Nenhum terapeuta se oporá a
essa idéia: há condições (a síndrome de Asperger, por exemplo) em
que um sujeito pode sofrer de um
déficit doloroso de compreensão
das relações humanas e, ao mesmo tempo, ter uma perfeita compreensão do mundo físico e até ser
um cientista de valor.
Último argumento de Bloom:
de nossos dois "computadores",
um se desenvolve mais e invade o
terreno do outro. É o "computador" para compreender nossos semelhantes, que acabamos usando
também na hora de entender a
natureza. Aqui, as experiências
mostram com quanta facilidade
os humanos atribuem intenções
ao mundo inanimado.
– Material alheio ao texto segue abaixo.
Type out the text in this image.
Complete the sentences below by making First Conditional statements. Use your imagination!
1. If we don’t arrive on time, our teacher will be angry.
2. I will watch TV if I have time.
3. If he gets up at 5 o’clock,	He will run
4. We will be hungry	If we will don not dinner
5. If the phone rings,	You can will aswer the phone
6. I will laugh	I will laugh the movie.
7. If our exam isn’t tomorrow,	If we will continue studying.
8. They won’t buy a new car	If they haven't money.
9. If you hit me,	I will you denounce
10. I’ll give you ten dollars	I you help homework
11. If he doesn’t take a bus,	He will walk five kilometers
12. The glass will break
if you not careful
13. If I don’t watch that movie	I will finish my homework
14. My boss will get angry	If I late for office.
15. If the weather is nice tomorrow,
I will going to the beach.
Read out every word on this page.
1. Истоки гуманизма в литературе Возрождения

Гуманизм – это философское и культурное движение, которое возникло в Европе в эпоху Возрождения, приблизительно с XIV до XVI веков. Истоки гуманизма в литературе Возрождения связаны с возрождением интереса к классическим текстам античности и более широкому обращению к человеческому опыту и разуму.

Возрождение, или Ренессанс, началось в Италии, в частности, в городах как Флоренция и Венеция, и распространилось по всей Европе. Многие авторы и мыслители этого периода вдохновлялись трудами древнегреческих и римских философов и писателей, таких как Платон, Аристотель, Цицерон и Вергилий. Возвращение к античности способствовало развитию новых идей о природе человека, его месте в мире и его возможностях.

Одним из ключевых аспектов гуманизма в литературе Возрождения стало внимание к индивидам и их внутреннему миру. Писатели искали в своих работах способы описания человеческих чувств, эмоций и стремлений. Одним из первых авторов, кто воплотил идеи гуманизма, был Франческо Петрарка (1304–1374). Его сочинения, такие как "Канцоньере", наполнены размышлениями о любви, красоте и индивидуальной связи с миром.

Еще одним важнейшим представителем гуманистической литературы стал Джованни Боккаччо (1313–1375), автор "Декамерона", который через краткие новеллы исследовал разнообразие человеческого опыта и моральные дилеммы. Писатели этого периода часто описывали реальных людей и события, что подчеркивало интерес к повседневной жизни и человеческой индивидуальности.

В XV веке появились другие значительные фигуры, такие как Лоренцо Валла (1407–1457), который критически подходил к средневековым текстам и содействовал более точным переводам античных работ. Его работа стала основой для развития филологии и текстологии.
De fato,
todos ouvimos dizer que a Aids
seria um "flagelo divino" contra
homossexuais, drogados e promíscuos ou que o tsunami seria
uma "vingança" da natureza.
Conclusão de Bloom: tendemos
a ser religiosos (a acreditar numa
vida além da morte, num sentido
para o mundo e numa intencionalidade suprema) como efeito de
nosso desenvolvimento mental e
cognitivo.
Tudo isso não nos diz se Deus
existe ou não nem se existe ou
não vida após a morte. Mas, por
uma vez, fato notável, a religiosidade é explicada não por seu uso
ou por sua finalidade, mas como
efeito de nossa constituição psíquica.